Mount knows many of the key players in the referendum battle, from the men and women who wanted Britain to “take back control” – of its human rights, its bendy bananas, and, most of all, of its borders – to those who fought for Remain, not least among them David Cameron, who has the distinction of being Mount’s second cousin.
The Leavers provide the better story, of course, largely because they were, and in many cases still are, angrier than the Remainers, and loopier. There were spectacular tangles, fights, muggings, and Mount quite rightly does not delete the many expletives. All the Leavers worked ferociously hard, furthermore. “You were in by seven,” Cleo Watson, Vote Leave’s head of outreach, told Mount. “From March [2016], it was weekends, too. Everyone got really fat and there was borderline alcoholism going on.”
But the joke is sometimes on the Remainers, some of whom had clearly lost the plot. Mount recalls a swank party in the West End at which he found himself talking to a sophisticated-looking woman – fifties, elegant black dress, perfect bone structure – and made the mistake of admitting that he was for Brexit. She went completely bonkers. “How could you?” she shouted. “Do you know what France will do to you if your get your way?”
Mount did not know what the French would do to him, or to us, and neither, of course, did the woman.
Of the public figures backing Vote Leave, only Boris came out as a winner. When Michael Gove shocked everyone by declaring that he would challenge Boris in the Tory leadership campaign and Boris stood down, it looked as though it was all up for the former editor of the Spectator and Mayor of London (and, in his formative years, Brussels correspondent of the Daily Telegraph). Boris withdrew from the contest. It was a time of high comedy. In the end, however, Gove got nowhere. It was Theresa May who became PM and Boris who became Her Majesty’s Principal Secretary of State for Foreign and Commonwealth Affairs.
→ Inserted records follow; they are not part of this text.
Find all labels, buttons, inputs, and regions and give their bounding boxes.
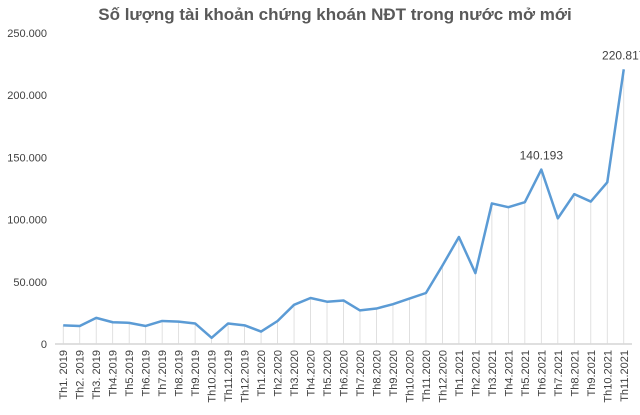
x-tick-label: Th2.2020 xyxy=(273,350,285,396)
x-tick-label: Th9.2019 xyxy=(190,350,202,396)
x-tick-label: Th11.2021 xyxy=(619,350,631,402)
y-tick-label: 100.000 xyxy=(7,215,47,227)
x-tick-label: Th10.2019 xyxy=(207,350,219,403)
x-tick-label: Th9.2021 xyxy=(586,350,598,396)
y-tick-label: 200.000 xyxy=(7,90,47,102)
y-tick-label: 0 xyxy=(41,339,47,351)
x-tick-label: Th11.2019 xyxy=(223,350,235,402)
x-tick-label: Th2.2021 xyxy=(470,350,482,396)
x-tick-label: Th6.2020 xyxy=(339,350,351,396)
data-label: 220.817 xyxy=(602,48,640,62)
x-tick-label: Th10.2021 xyxy=(602,350,614,403)
x-tick-label: Th5.2021 xyxy=(520,350,532,396)
x-tick-label: Th3.2020 xyxy=(289,350,301,396)
x-tick-label: Th1.2021 xyxy=(454,350,466,396)
x-tick-label: Th1.2020 xyxy=(256,350,268,396)
chart-title: Số lượng tài khoản chứng khoán NĐT trong… xyxy=(98,5,571,24)
x-tick-label: Th8.2021 xyxy=(569,350,581,396)
x-tick-label: Th8.2019 xyxy=(174,350,186,396)
x-tick-label: Th1. 2019 xyxy=(58,350,70,400)
y-tick-label: 50.000 xyxy=(13,277,47,289)
x-tick-label: Th11.2020 xyxy=(421,350,433,402)
x-tick-label: Th3.2021 xyxy=(487,350,499,396)
data-label: 140.193 xyxy=(520,149,564,163)
x-tick-label: Th3. 2019 xyxy=(91,350,103,400)
x-tick-label: Th7.2020 xyxy=(355,350,367,396)
x-tick-label: Th12.2019 xyxy=(240,350,252,403)
x-tick-label: Th5.2020 xyxy=(322,350,334,396)
x-tick-label: Th4.2019 xyxy=(108,350,120,396)
x-tick-label: Th8.2020 xyxy=(371,350,383,396)
x-tick-label: Th7.2021 xyxy=(553,350,565,396)
x-tick-label: Th4.2020 xyxy=(306,350,318,396)
y-tick-label: 150.000 xyxy=(7,152,47,164)
y-tick-label: 250.000 xyxy=(7,28,47,40)
x-tick-label: Th6.2021 xyxy=(536,350,548,396)
x-tick-label: Th6.2019 xyxy=(141,350,153,396)
x-tick-label: Th4.2021 xyxy=(503,350,515,396)
x-tick-label: Th10.2020 xyxy=(404,350,416,403)
x-tick-label: Th12.2020 xyxy=(437,350,449,403)
x-tick-label: Th9.2020 xyxy=(388,350,400,396)
x-tick-label: Th7.2019 xyxy=(157,350,169,396)
x-tick-label: Th5.2019 xyxy=(124,350,136,396)
line xyxy=(63,69,625,340)
x-tick-label: Th2. 2019 xyxy=(75,350,87,400)
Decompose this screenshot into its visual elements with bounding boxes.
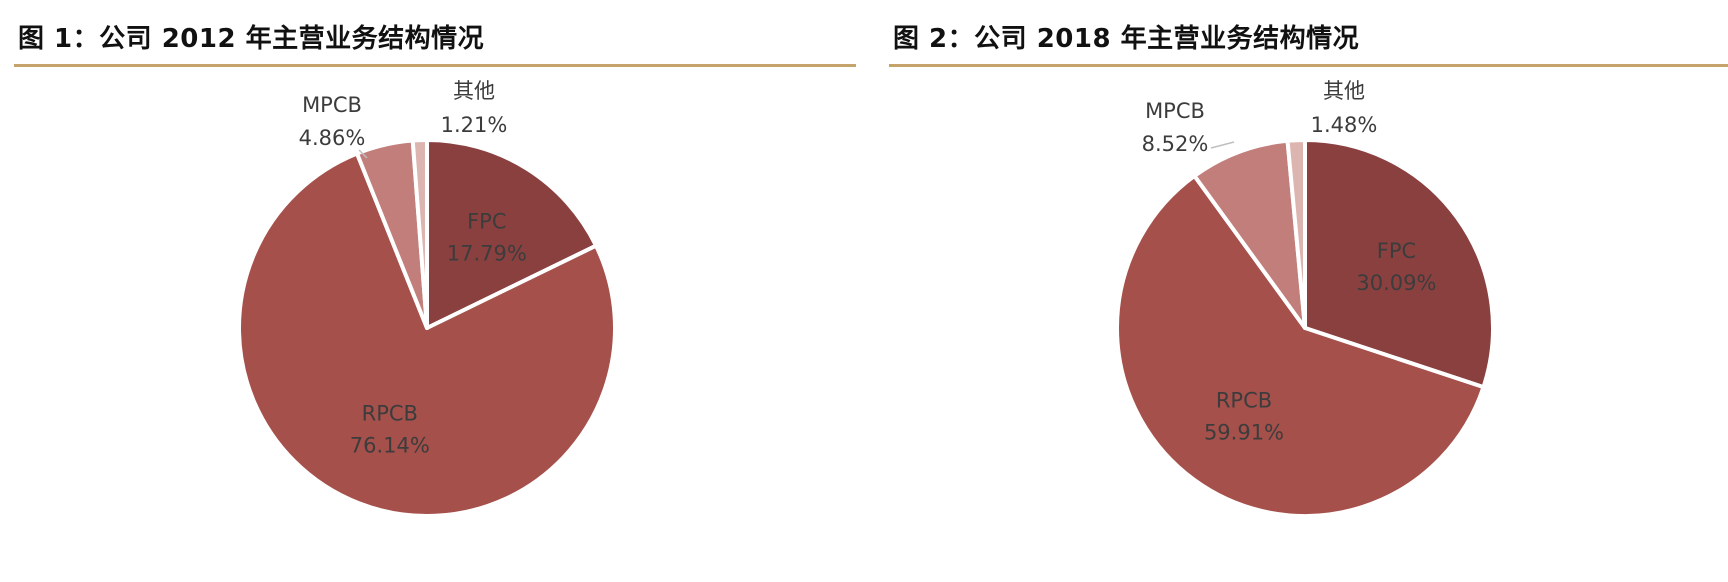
slice-value-label: 17.79% [447,241,527,265]
slice-value-label: 30.09% [1356,271,1436,295]
pie-chart-2018: FPC 30.09% RPCB 59.91% MPCB 8.52% 其他 1.48% [1115,79,1495,518]
slice-value-label: 1.21% [441,113,508,137]
chart-title: 图 2：公司 2018 年主营业务结构情况 [893,24,1360,54]
slice-value-label: 4.86% [299,126,366,150]
pie-slice-其他 [1285,138,1307,330]
slice-category-label: 其他 [453,79,495,103]
slice-value-label: 59.91% [1204,420,1284,444]
chart-panel-2018: 图 2：公司 2018 年主营业务结构情况 FPC 30.09% RPCB 59.91… [889,0,1728,582]
title-rule [889,64,1728,67]
pie-slice-fpc [425,138,599,330]
slice-category-label: MPCB [302,93,362,117]
chart-title: 图 1：公司 2012 年主营业务结构情况 [18,24,485,54]
slice-value-label: 8.52% [1142,132,1209,156]
slice-category-label: RPCB [362,401,418,425]
pie-chart-2012: FPC 17.79% RPCB 76.14% MPCB 4.86% 其他 1.21% [237,79,617,518]
slice-category-label: FPC [467,209,506,233]
leader-line-mpcb [358,149,368,159]
pie-slice-rpcb [1115,173,1486,518]
slice-value-label: 1.48% [1311,113,1378,137]
title-rule [14,64,856,67]
slice-value-label: 76.14% [350,433,430,457]
pie-slice-fpc [1303,138,1495,390]
leader-line-mpcb [1210,141,1235,149]
slice-category-label: RPCB [1216,388,1272,412]
pie-slice-rpcb [237,151,617,518]
slice-category-label: MPCB [1145,99,1205,123]
slice-category-label: FPC [1377,239,1416,263]
chart-panel-2012: 图 1：公司 2012 年主营业务结构情况 FPC 17.79% RPCB 76.14… [14,0,856,582]
slice-category-label: 其他 [1323,79,1365,103]
pie-slice-其他 [410,138,429,330]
“Like some species of blond cockroach,” writes Harry Mount, “Boris survived the post-referendum nuclear fallout, while other Bullingdon Boys and the Notting Hill set were wiped off the face of the earth.”
Boris is still in the game, therefore, and will surely find space to make another bid for No 10. He might be good for the Remainers. After all, he genuinely loves Europe. OK, he might suffer occasionally from attention deficit disorder, but then most of us do.